Protecting low-lying agricultural land around Surrey, B.C., is expected to be addressed in a Coastal Flood Adaptation Strategy, now being developed by the city.

Surrey, about 35 kilometres east of Vancouver next to the Fraser River, is situated on the coastal flood plain.

Mike Starchuk, a city councillor and the chair of the Surrey agriculture and food security advisory committee, said they have started to seek input from community members at open houses and have been laying out possible options to protect the land from flooding.

“When we take a look at the City of Surrey and where its agricultural land sits inside of there, we’re looking at about 20 percent of the land sits inside this flood zone that’s been identified in the next 75 years. Almost all of that land is agricultural in nature.”

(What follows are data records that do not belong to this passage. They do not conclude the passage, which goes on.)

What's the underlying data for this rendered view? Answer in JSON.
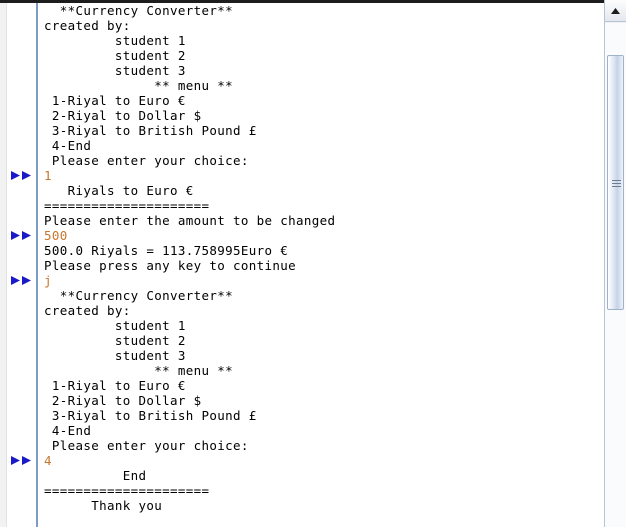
{
  "window": {
    "kind": "ide-console-output",
    "title": "Output"
  },
  "colors": {
    "output_text": "#000000",
    "input_text": "#c8762e",
    "gutter_rule": "#7e9bc4",
    "marker": "#1a1ac8",
    "scrollbar_thumb": "#c5d3e6",
    "background": "#ffffff"
  },
  "console": {
    "gutter": {
      "marker_icon": "double-right-triangle-icon",
      "marker_title": "user input line"
    },
    "lines": [
      {
        "id": 1,
        "text": "  **Currency Converter**",
        "kind": "output"
      },
      {
        "id": 2,
        "text": "created by:",
        "kind": "output"
      },
      {
        "id": 3,
        "text": "         student 1",
        "kind": "output"
      },
      {
        "id": 4,
        "text": "         student 2",
        "kind": "output"
      },
      {
        "id": 5,
        "text": "         student 3",
        "kind": "output"
      },
      {
        "id": 6,
        "text": "              ** menu **",
        "kind": "output"
      },
      {
        "id": 7,
        "text": " 1-Riyal to Euro €",
        "kind": "output"
      },
      {
        "id": 8,
        "text": " 2-Riyal to Dollar $",
        "kind": "output"
      },
      {
        "id": 9,
        "text": " 3-Riyal to British Pound £",
        "kind": "output"
      },
      {
        "id": 10,
        "text": " 4-End",
        "kind": "output"
      },
      {
        "id": 11,
        "text": " Please enter your choice:",
        "kind": "output"
      },
      {
        "id": 12,
        "text": "1",
        "kind": "input"
      },
      {
        "id": 13,
        "text": "   Riyals to Euro €",
        "kind": "output"
      },
      {
        "id": 14,
        "text": "=====================",
        "kind": "output"
      },
      {
        "id": 15,
        "text": "Please enter the amount to be changed",
        "kind": "output"
      },
      {
        "id": 16,
        "text": "500",
        "kind": "input"
      },
      {
        "id": 17,
        "text": "500.0 Riyals = 113.758995Euro €",
        "kind": "output"
      },
      {
        "id": 18,
        "text": "Please press any key to continue",
        "kind": "output"
      },
      {
        "id": 19,
        "text": "j",
        "kind": "input"
      },
      {
        "id": 20,
        "text": "  **Currency Converter**",
        "kind": "output"
      },
      {
        "id": 21,
        "text": "created by:",
        "kind": "output"
      },
      {
        "id": 22,
        "text": "         student 1",
        "kind": "output"
      },
      {
        "id": 23,
        "text": "         student 2",
        "kind": "output"
      },
      {
        "id": 24,
        "text": "         student 3",
        "kind": "output"
      },
      {
        "id": 25,
        "text": "              ** menu **",
        "kind": "output"
      },
      {
        "id": 26,
        "text": " 1-Riyal to Euro €",
        "kind": "output"
      },
      {
        "id": 27,
        "text": " 2-Riyal to Dollar $",
        "kind": "output"
      },
      {
        "id": 28,
        "text": " 3-Riyal to British Pound £",
        "kind": "output"
      },
      {
        "id": 29,
        "text": " 4-End",
        "kind": "output"
      },
      {
        "id": 30,
        "text": " Please enter your choice:",
        "kind": "output"
      },
      {
        "id": 31,
        "text": "4",
        "kind": "input"
      },
      {
        "id": 32,
        "text": "          End",
        "kind": "output"
      },
      {
        "id": 33,
        "text": "=====================",
        "kind": "output"
      },
      {
        "id": 34,
        "text": "      Thank you",
        "kind": "output"
      }
    ]
  },
  "scrollbar": {
    "orientation": "vertical",
    "up_button_icon": "caret-up-icon",
    "thumb_grip_icon": "grip-lines-icon"
  }
}
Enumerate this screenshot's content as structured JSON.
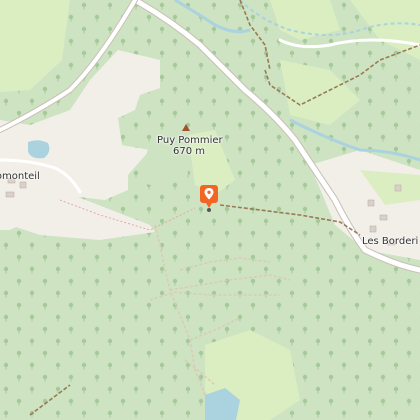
{
  "map": {
    "labels": {
      "peak_name": "Puy Pommier",
      "peak_elevation": "670 m",
      "place_left": "romonteil",
      "place_right": "Les Borderi"
    },
    "colors": {
      "forest": "#cde3c2",
      "meadow": "#dbeec2",
      "cleared": "#f2efe9",
      "road": "#ffffff",
      "road_casing": "#c8c0b6",
      "water": "#aad3df",
      "track": "#9a7a56",
      "marker": "#f26522",
      "tree_symbol": "#9fc695"
    },
    "marker_icon": "map-pin-icon",
    "peak_icon": "peak-triangle-icon"
  }
}
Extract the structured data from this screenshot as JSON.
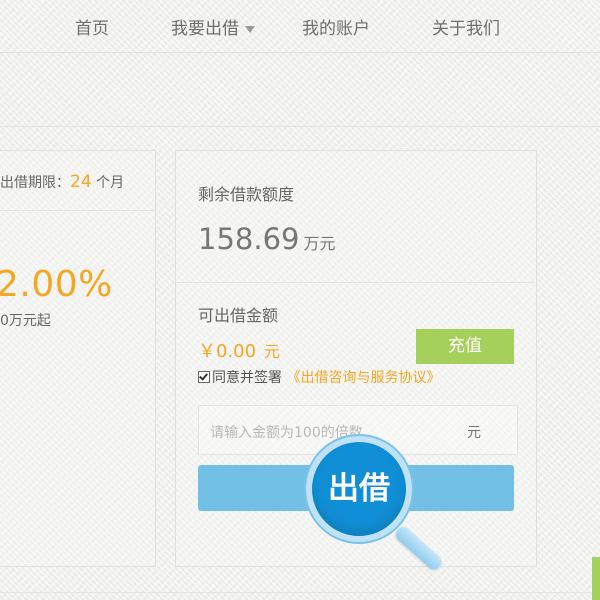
{
  "nav": {
    "items": [
      {
        "label": "首页"
      },
      {
        "label": "我要出借"
      },
      {
        "label": "我的账户"
      },
      {
        "label": "关于我们"
      }
    ]
  },
  "left_card": {
    "term_label": "出借期限：",
    "term_value": "24",
    "term_unit": "个月",
    "rate": "2.00%",
    "min_amount": "0万元起"
  },
  "right_card": {
    "remaining_label": "剩余借款额度",
    "remaining_amount": "158.69",
    "remaining_unit": "万元",
    "available_label": "可出借金额",
    "available_amount": "￥0.00",
    "available_unit": "元",
    "recharge_label": "充值",
    "agree_text": "同意并签署",
    "agreement_link": "《出借咨询与服务协议》",
    "amount_placeholder": "请输入金额为100的倍数",
    "amount_suffix": "元",
    "lend_label": "出借"
  },
  "colors": {
    "accent_orange": "#f5a623",
    "recharge_green": "#a6d05c",
    "lend_blue": "#73c0e6",
    "magnifier_blue": "#118fd6"
  }
}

He said one option is to build dikes higher to better hold the water inside river banks when river drainage to the nearby ocean backs up because of king tides or closed dams.

“When you take a look at what the ultimate plans might be, it gives you different options and that’s where we’ve been involved as a group with representation from the agricultural community that’s out there to say this is what we want to be able to consider.”

There is also the potential issue of salt water contamination of agricultural land if flooding occurs.

As well, travel through the city and the area would be extremely difficult, requiring long detours, he said.